Dans un article publié en ligne dans le journal Physics Letters B (version arXiv.org), des physiciens théoriciens de l’université Vanderbilt proposent que la matière noire puisse être constituée d’un type de particule fondamentale appelée fermion de Majorana.
Des études précédentes ont suggéré que la matière noire est constituée de fermions de Majorana, dont l’existence a été prédite en 1937 par le physicien italien Ettore Majorana. Dans la nouvelle étude, les scientifiques de Vanderbilt ont effectué des calculs détaillés qui démontrent que ces particules sont particulièrement aptes à posséder un type de champ électromagnétique rare, en forme de beignet, appelé anapole. Ce champ leur confère des propriétés différentes de celles des particules qui possèdent les champs plus courants possédant deux pôles (nord et sud, positif et négatif) et explique pourquoi elles sont si difficiles à détecter.
“Il existe un grand nombre de théories différentes sur la nature de la matière noire. Ce que j’aime dans cette théorie, c’est sa simplicité, son caractère unique et le fait qu’elle puisse être testée”, a déclaré le professeur Robert Scherrer, co-auteur de l’étude.
“La plupart des modèles de la matière noire supposent que celle-ci interagit par le biais de forces exotiques que nous ne rencontrons pas dans la vie quotidienne. La matière noire anapole fait appel à l’électromagnétisme ordinaire que vous avez appris à l’école – la même force qui fait que les aimants collent à votre réfrigérateur ou qu’un ballon frotté sur vos cheveux colle au plafond.”

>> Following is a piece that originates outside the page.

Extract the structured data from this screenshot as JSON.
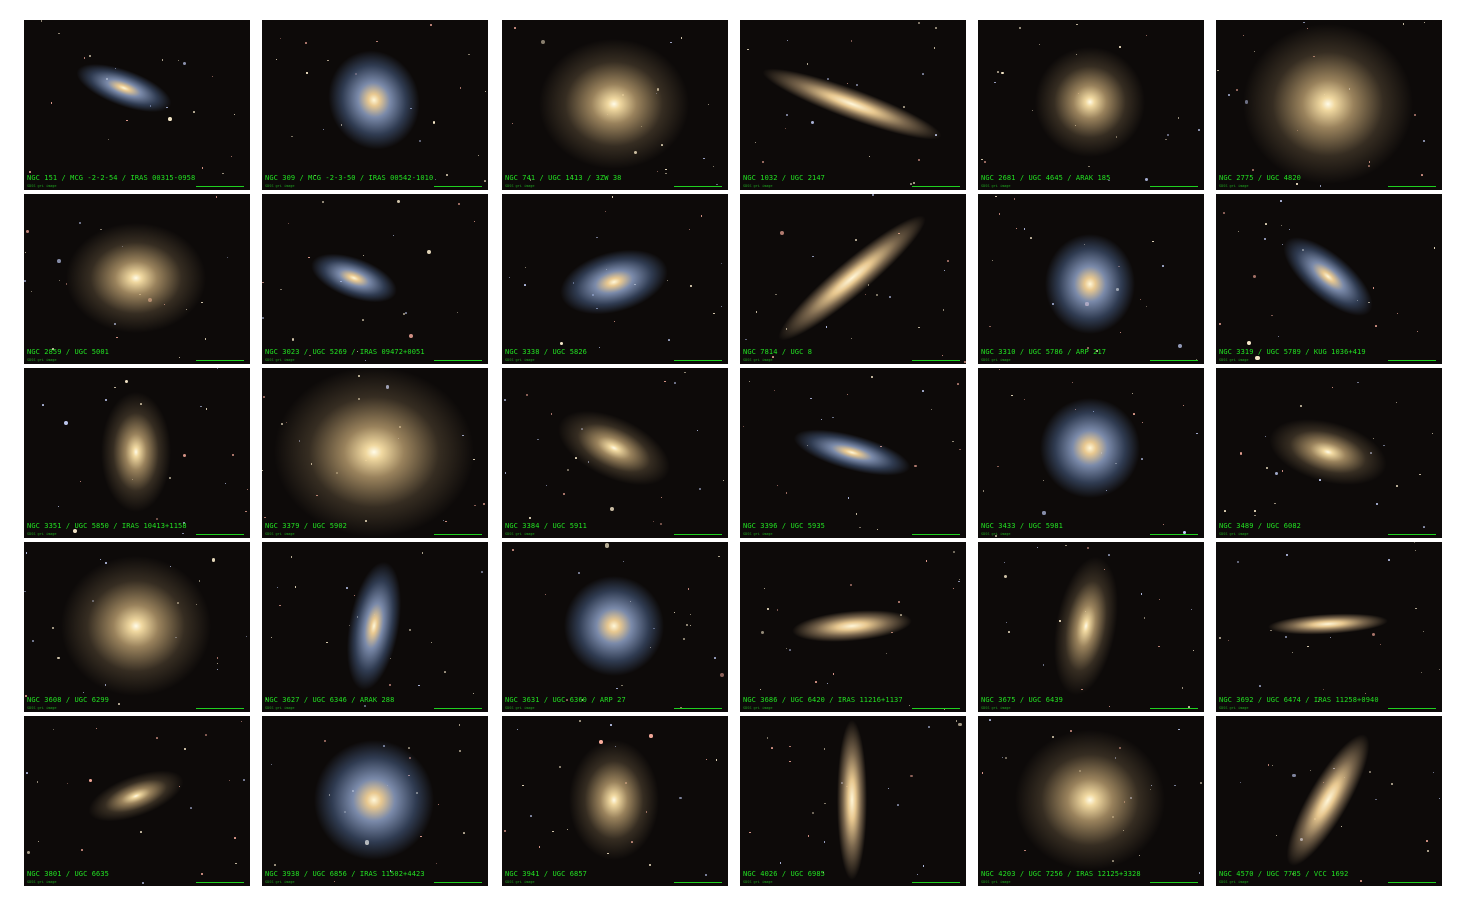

“De plus, le modèle fait des prédictions très spécifiques sur la vitesse à laquelle il devrait apparaître dans les vastes détecteurs de matière noire qui sont enterrés dans le monde entier. Ces prédictions montrent que, bientôt, l’existence de la matière noire anapole devrait être soit découverte, soit exclue par ces expériences.”
L’existence de la matière noire a également été proposée pour la première fois dans les années 1930 pour expliquer les divergences dans le taux de rotation des amas galactiques. Les scientifiques émettent l’hypothèse que la matière noire ne peut pas être vue dans les télescopes car elle n’interagit pas très fortement avec la lumière et les autres rayonnements électromagnétiques. En fait, les observations astronomiques ont fondamentalement exclu la possibilité que les particules de matière noire portent des charges électriques.
Plus récemment, cependant, plusieurs physiciens ont examiné des particules de matière noire qui ne portent pas de charges électriques, mais possèdent des dipôles électriques ou magnétiques. Le seul problème est que même ces modèles plus compliqués sont exclus des particules de Majorana. C’est l’une des raisons pour lesquelles les scientifiques de Vanderbilt ont examiné de plus près la matière noire dotée d’un moment magnétique anapolaire.
“Bien que les fermions de Majorana soient électriquement neutres, les symétries fondamentales de la nature leur interdisent d’acquérir toute propriété électromagnétique, à l’exception de l’anapole”, a déclaré le Dr Chiu Man Ho, co-auteur de l’étude. L’existence d’un anapole magnétique a été prédite par le physicien soviétique Yakov Zel’dovich en 1958. Depuis lors, il a été observé dans la structure magnétique des noyaux des atomes de césium-133 et d’ytterbium-174.
Les particules avec des dipôles électriques et magnétiques familiers, interagissent avec les champs électromagnétiques même lorsqu’elles sont stationnaires. Les particules avec des champs anapolaires ne le font pas. Elles doivent être en mouvement avant d’interagir et plus elles se déplacent rapidement, plus l’interaction est forte. Par conséquent, les particules anapolaires auraient été beaucoup plus interactives aux premiers jours de l’Univers et seraient devenues de moins en moins interactives au fur et à mesure de l’expansion et du refroidissement de l’Univers.
Les particules anapolaires de matière noire se seraient annihilées au début de l’Univers, tout comme les autres particules de matière noire proposées, et les particules restantes du processus auraient formé la matière noire que nous voyons aujourd’hui. Mais comme la matière noire se déplace beaucoup plus lentement à l’heure actuelle, et que l’interaction anapolaire dépend de la vitesse de déplacement, ces particules auraient échappé à la détection jusqu’à présent, mais de justesse.